Norway’s Casper Ruud said he had found no answers when Rafael Nadal stepped up his game midway through the second set en route to a straight sets win on Sunday and a 14th French Open men’s title.
Ruud, in his first Grand Slam final, was 3-1 up in the second set but lost the next 11 games in a row, earning just 17 points in the process, with Nadal winning 6-3, 6-3, 6-0 to take his Grand Slam titles tally to a record-extending 22.
“Well, I wish I knew the answers too, but I got a cheap break of serve I think in the second set and was up 3-1, and of course wanted to get the match going and maybe try to win the set,” said Ruud.
“But then he stepped up and he showed that when he needs to he plays great. It was tough for me to really know where I should play the ball.”
“When you are playing defensive against Rafa on clay, he will eat you alive.”
The 23-year-old, who is the first Norwegian man to reach a Grand Slam final, is no stranger to his opponent’s game, having trained with him in Nadal’s academy in Mallorca.
But when his opponent lifted his game, Ruud was finished.

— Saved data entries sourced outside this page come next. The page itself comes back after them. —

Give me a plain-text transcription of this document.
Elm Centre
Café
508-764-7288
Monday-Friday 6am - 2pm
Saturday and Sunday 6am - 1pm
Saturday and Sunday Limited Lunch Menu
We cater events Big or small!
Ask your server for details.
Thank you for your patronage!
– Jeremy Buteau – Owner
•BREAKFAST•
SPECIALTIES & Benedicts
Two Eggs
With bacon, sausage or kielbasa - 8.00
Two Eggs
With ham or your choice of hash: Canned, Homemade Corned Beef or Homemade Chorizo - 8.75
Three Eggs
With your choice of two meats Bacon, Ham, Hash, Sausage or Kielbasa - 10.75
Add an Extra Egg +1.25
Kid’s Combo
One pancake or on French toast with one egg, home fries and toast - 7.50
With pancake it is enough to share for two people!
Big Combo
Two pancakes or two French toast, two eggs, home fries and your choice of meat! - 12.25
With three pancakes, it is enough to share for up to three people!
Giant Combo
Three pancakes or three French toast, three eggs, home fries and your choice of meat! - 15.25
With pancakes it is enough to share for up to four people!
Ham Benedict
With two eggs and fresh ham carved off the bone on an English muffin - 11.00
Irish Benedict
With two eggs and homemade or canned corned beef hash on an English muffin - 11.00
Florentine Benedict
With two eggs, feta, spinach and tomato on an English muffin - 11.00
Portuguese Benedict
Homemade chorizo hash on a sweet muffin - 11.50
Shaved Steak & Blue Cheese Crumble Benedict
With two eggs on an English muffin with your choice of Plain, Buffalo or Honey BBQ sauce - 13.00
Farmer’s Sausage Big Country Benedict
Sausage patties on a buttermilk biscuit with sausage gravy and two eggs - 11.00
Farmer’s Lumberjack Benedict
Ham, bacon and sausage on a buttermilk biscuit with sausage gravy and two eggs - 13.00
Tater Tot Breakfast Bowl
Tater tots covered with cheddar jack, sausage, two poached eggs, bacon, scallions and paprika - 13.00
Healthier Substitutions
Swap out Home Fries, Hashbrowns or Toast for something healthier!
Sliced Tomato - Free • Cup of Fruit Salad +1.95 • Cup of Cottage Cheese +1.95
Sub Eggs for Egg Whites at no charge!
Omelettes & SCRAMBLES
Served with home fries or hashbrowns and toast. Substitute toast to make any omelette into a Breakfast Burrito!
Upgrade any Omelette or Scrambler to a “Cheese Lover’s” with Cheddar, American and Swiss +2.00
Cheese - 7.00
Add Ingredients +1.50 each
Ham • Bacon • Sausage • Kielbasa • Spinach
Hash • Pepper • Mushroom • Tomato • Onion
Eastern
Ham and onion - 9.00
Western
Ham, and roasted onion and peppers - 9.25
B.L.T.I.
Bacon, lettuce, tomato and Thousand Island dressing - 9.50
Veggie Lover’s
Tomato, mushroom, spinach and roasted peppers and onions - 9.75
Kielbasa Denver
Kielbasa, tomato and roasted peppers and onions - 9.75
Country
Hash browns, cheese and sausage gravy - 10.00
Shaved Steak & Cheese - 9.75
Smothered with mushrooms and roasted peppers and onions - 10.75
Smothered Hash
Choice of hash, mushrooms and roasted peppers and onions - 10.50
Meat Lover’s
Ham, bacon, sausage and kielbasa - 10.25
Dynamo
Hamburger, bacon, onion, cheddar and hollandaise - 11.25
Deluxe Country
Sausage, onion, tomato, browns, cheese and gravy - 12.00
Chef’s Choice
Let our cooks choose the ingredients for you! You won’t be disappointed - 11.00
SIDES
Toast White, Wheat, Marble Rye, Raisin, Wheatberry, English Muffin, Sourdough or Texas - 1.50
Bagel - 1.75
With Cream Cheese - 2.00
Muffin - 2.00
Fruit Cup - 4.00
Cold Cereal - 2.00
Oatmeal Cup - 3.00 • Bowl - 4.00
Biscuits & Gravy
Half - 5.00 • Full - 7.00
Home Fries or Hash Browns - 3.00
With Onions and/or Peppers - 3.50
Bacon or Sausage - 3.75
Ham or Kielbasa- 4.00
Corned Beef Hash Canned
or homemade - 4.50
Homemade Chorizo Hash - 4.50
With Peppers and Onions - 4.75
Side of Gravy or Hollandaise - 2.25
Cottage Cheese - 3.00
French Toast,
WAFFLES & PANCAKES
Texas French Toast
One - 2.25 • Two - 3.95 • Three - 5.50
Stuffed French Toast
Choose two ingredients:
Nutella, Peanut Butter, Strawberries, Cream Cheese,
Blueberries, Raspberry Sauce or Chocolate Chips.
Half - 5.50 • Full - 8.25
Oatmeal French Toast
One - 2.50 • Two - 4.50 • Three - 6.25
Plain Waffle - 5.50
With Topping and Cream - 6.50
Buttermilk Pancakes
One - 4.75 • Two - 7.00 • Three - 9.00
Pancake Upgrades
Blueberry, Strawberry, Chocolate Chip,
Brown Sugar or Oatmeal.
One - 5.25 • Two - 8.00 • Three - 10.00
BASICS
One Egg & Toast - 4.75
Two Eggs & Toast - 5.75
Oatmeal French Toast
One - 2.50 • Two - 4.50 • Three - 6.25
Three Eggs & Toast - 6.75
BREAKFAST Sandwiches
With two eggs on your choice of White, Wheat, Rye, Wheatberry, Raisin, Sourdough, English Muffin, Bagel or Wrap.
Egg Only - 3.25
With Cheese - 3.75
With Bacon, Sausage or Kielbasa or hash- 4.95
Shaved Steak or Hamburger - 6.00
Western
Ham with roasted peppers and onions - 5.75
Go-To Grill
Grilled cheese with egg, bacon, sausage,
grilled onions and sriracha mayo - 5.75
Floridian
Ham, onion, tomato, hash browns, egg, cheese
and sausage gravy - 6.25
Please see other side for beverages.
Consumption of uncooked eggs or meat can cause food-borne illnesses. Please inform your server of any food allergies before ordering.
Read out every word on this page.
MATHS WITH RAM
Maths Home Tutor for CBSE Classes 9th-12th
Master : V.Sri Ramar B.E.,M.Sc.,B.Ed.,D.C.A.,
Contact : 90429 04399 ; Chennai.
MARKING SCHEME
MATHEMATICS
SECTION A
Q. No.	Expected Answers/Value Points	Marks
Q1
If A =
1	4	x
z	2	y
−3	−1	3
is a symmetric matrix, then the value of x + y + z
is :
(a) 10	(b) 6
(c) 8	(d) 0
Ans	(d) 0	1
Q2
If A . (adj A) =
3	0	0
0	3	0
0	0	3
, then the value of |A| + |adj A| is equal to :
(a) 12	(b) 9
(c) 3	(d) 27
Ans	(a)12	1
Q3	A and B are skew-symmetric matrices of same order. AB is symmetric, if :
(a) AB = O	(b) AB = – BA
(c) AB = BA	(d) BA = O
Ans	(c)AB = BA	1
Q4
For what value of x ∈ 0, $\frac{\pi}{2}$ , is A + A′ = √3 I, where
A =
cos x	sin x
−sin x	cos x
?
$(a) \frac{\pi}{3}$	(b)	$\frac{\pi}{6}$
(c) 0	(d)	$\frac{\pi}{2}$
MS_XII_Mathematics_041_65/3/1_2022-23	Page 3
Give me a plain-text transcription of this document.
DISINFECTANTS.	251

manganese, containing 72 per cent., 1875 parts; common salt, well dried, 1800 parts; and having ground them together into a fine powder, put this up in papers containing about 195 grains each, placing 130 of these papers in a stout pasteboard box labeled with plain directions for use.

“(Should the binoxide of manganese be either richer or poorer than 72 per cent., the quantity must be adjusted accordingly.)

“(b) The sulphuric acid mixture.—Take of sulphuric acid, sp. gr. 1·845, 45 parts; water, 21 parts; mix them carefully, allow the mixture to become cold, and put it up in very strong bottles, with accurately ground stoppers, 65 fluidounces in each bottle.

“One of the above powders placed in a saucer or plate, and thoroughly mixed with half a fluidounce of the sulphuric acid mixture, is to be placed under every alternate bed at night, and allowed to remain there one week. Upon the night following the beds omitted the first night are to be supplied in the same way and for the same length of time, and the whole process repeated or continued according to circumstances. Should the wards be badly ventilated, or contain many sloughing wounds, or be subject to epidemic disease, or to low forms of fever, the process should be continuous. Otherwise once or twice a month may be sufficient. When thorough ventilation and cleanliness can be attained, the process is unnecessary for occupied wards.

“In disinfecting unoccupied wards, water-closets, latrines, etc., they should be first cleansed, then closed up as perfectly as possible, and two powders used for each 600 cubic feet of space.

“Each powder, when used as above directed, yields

“It was tough for me to really know where I should play the ball because from both sides he has… two forehands because his backhand is also strong, even though it’s maybe a little bit weaker,” he said.
“On the forehand he plays with a little bit of spin and kind of feels like you’re playing a right-handed forehand. I didn’t know exactly where to play there in the end and he made me run around the court too much.”
For Ruud, however, who was in the stands in 2013 as a teenager to see Nadal win, playing his idol on Court Philippe Chatrier, where he has essentially ruled since 2005, will be a match he will cherish for ever.
“I wish I could make the match closer and all these things, but at the end of the day I can hopefully one day tell my grandkids that I played Rafa on Chatrier in the final, and they will probably say, ‘Wow, did you?’
“I will say ‘Yes’. I’m probably going to enjoy this moment for a long time.”